Court Opinion

ID: 3943391
Source: CourtListenerOpinion
Date Created: 2016-07-06 10:06:43.743286+00
Date Added: 2024-06-11T07:43:26.047390
License: Public Domain

On Motion for Rehearing.
The appellee insists that the majority of the court is in error in holding the appellant's petition sufficient as against a general demurrer. In writing the original opinion we assumed that all parties would agree that every reasonable presumption in favor of the sufficiency of the pleading should be indulged. Therefore no discussion of that proposition was had. This court, in Roberts v. Anthony, 185 S.W. 423, speaking through Judge Hall, held that "every reasonable intendment must be presumed in favor of the sufficiency" of the pleadings as against a general demurrer. That is the holding of an unbroken line of decisions. In the dissenting opinion it is stated:
"I am unable to find the word reinsurance, or any synonym of it, in the pleading." The common acceptation of the term "reinsurance" is to assume the obligation imposed by a policy of insurance. The pleader alleged that the California Company assumed the obligation imposed by all policies of insurance issued by the Amarillo Company. This court has held that the presumption of legality must be indulged. Jackson v. Greenville Compress Co., 202 S.W. 324. Appellant alleged that the commissioner of insurance and banking had approved the contract. There was no occasion to present the contract to the commissioner for approval, except it be a contract for the reinsurance of all of the business of the Amarillo Company. The only legal way the insurance business of the Amarillo Company could be taken over by the California Company was by a reinsurance contract. The conclusion, it seems, naturally follows that the contract alleged was one for the reinsurance of the business of the Amarillo Company. At least, it is not an unreasonable inference. In any event, the rights of litigants ought not to be made depend upon the happy or precise use of words either in the expression or suppression of facts.

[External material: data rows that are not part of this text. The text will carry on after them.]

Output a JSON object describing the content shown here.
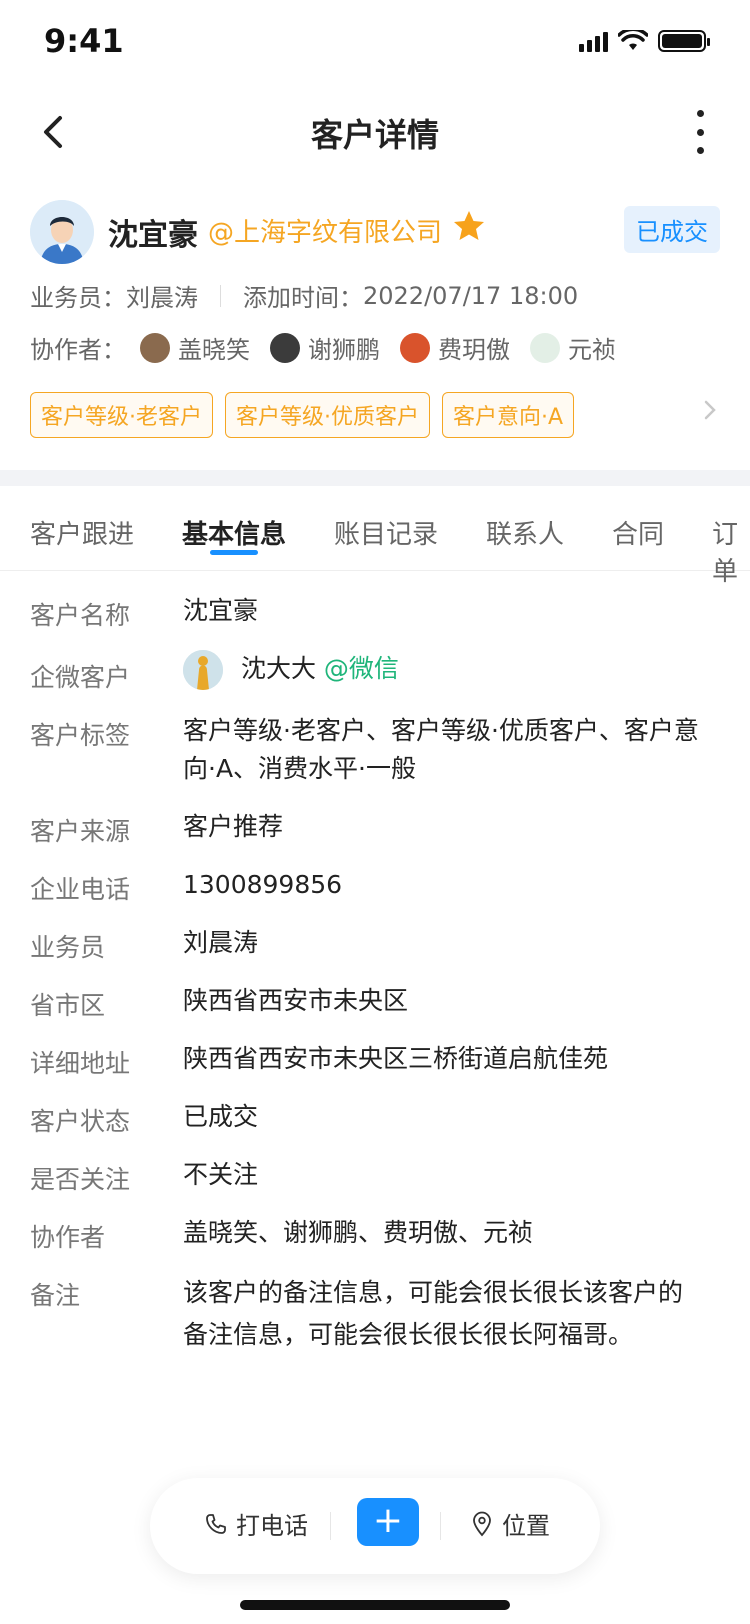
{
  "status_bar": {
    "time": "9:41"
  },
  "nav": {
    "title": "客户详情"
  },
  "profile": {
    "name": "沈宜豪",
    "company": "@上海字纹有限公司",
    "status": "已成交",
    "salesman_label": "业务员：",
    "salesman": "刘晨涛",
    "added_label": "添加时间：",
    "added_time": "2022/07/17 18:00",
    "collab_label": "协作者：",
    "collaborators": [
      "盖晓笑",
      "谢狮鹏",
      "费玥傲",
      "元祯"
    ],
    "tags": [
      "客户等级·老客户",
      "客户等级·优质客户",
      "客户意向·A"
    ]
  },
  "tabs": [
    "客户跟进",
    "基本信息",
    "账目记录",
    "联系人",
    "合同",
    "订单"
  ],
  "active_tab": "基本信息",
  "info": {
    "rows": [
      {
        "label": "客户名称",
        "value": "沈宜豪"
      },
      {
        "label": "企微客户",
        "value": "沈大大",
        "extra": "@微信"
      },
      {
        "label": "客户标签",
        "value": "客户等级·老客户、客户等级·优质客户、客户意向·A、消费水平·一般"
      },
      {
        "label": "客户来源",
        "value": "客户推荐"
      },
      {
        "label": "企业电话",
        "value": "1300899856"
      },
      {
        "label": "业务员",
        "value": "刘晨涛"
      },
      {
        "label": "省市区",
        "value": "陕西省西安市未央区"
      },
      {
        "label": "详细地址",
        "value": "陕西省西安市未央区三桥街道启航佳苑"
      },
      {
        "label": "客户状态",
        "value": "已成交"
      },
      {
        "label": "是否关注",
        "value": "不关注"
      },
      {
        "label": "协作者",
        "value": "盖晓笑、谢狮鹏、费玥傲、元祯"
      },
      {
        "label": "备注",
        "value": "该客户的备注信息，可能会很长很长该客户的备注信息，可能会很长很长很长阿福哥。"
      }
    ]
  },
  "bottom_bar": {
    "call_label": "打电话",
    "add_label": "+",
    "location_label": "位置"
  },
  "colors": {
    "accent": "#1890ff",
    "tag": "#f5a623",
    "wechat": "#1fb57a"
  }
}
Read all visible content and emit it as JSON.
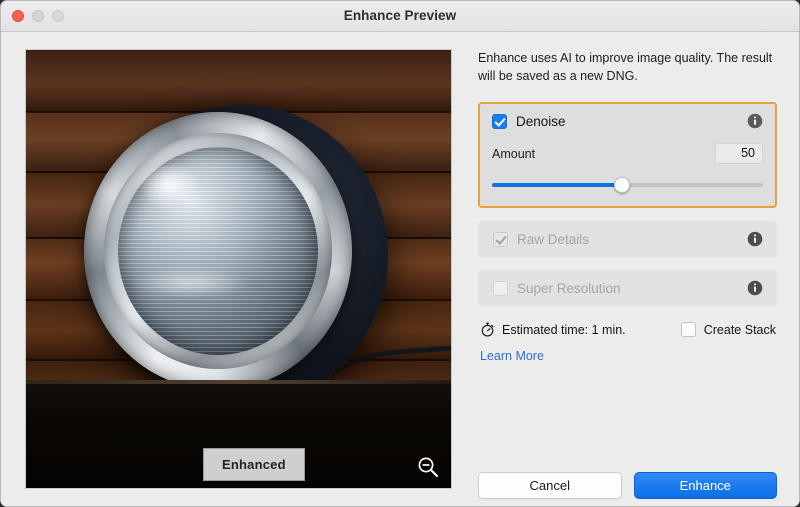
{
  "window": {
    "title": "Enhance Preview",
    "traffic_lights": [
      {
        "name": "close",
        "color": "#fc5f57"
      },
      {
        "name": "minimize",
        "color": "#d4d4d4"
      },
      {
        "name": "maximize",
        "color": "#d9d9d9"
      }
    ]
  },
  "preview": {
    "badge_label": "Enhanced",
    "zoom_icon": "zoom-out-icon",
    "subject": "chrome headlight on dark wood background"
  },
  "panel": {
    "intro_text": "Enhance uses AI to improve image quality. The result will be saved as a new DNG.",
    "focus_ring_color": "#e2a33e",
    "denoise": {
      "label": "Denoise",
      "checked": true,
      "enabled": true,
      "info_icon": "info-icon",
      "amount_label": "Amount",
      "amount_value": "50",
      "slider_percent": 48,
      "slider_color": "#0b72e7"
    },
    "raw_details": {
      "label": "Raw Details",
      "checked": true,
      "enabled": false,
      "info_icon": "info-icon"
    },
    "super_resolution": {
      "label": "Super Resolution",
      "checked": false,
      "enabled": false,
      "info_icon": "info-icon"
    },
    "estimated_time": {
      "icon": "stopwatch-icon",
      "text": "Estimated time: 1 min."
    },
    "create_stack": {
      "label": "Create Stack",
      "checked": false
    },
    "learn_more_label": "Learn More",
    "learn_more_color": "#2a6fd6"
  },
  "footer": {
    "cancel_label": "Cancel",
    "enhance_label": "Enhance",
    "enhance_color": "#0a6fe8"
  }
}
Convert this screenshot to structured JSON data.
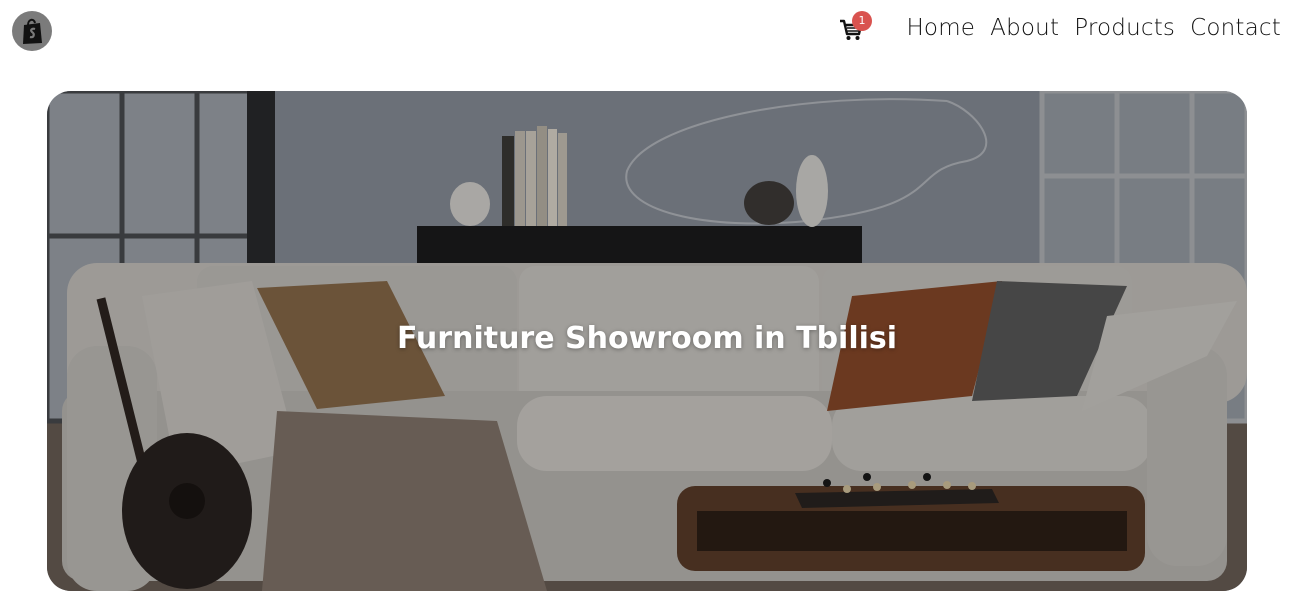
{
  "header": {
    "logo_icon": "shopping-bag-logo-icon",
    "cart": {
      "icon": "cart-icon",
      "count": "1"
    },
    "nav": [
      {
        "label": "Home"
      },
      {
        "label": "About"
      },
      {
        "label": "Products"
      },
      {
        "label": "Contact"
      }
    ]
  },
  "hero": {
    "title": "Furniture Showroom in Tbilisi"
  },
  "colors": {
    "badge": "#d9534f",
    "wall": "#8a909a",
    "sofa": "#c9c6c1"
  }
}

Counsel for appellee contend that it was the duty of the appellant to plead any special circumstances which relieved the transaction of illegality, and that it is not proper for the court to conjecture that such circumstances exist. The court does not undertake such task. Appellee urged a general demurrer. The transaction must be presumed-legal unless the contrary conclusively appears. Every reasonable intendment in favor of the sufficiency of the petition must be indulged. A reinsurance contract would have been legal. It does not conclusively appear that the transaction alleged was not a reinsurance contract. It necessarily follows that this court should indulge the presumption of the legality of the transaction and the sufficiency of the pleading, rather than to conjecture that the "appellant had made the best statement of its cause of action that it could make, and that there were no special circumstances which it could truthfully plead that would relieve the transaction and contract between appellant and the Amarillo National Life Insurance Company of its apparent illegality."
The Supreme Court of this state has held that a county commissioner's court and, a broker contracting with it are presumed to know the law and intended to obey it. Foard County v. Sandifer, 151 S.W. 523. It has also been held that the sale of *Page 380 
property of a public service corporation was made under the statutes authorizing such sale unless the contrary affirmatively appears. Gulf, etc., Co. v. Lasater, 193 S.W. 773. It does not therefore seem an unreasonable stretch of the rule to hold that the commissioner of insurance and banking did not act in a matter in which he was not authorized to act or that, in acting, he obeyed the law.
In the opinion of the writer the motion is without merit and is in all things overruled.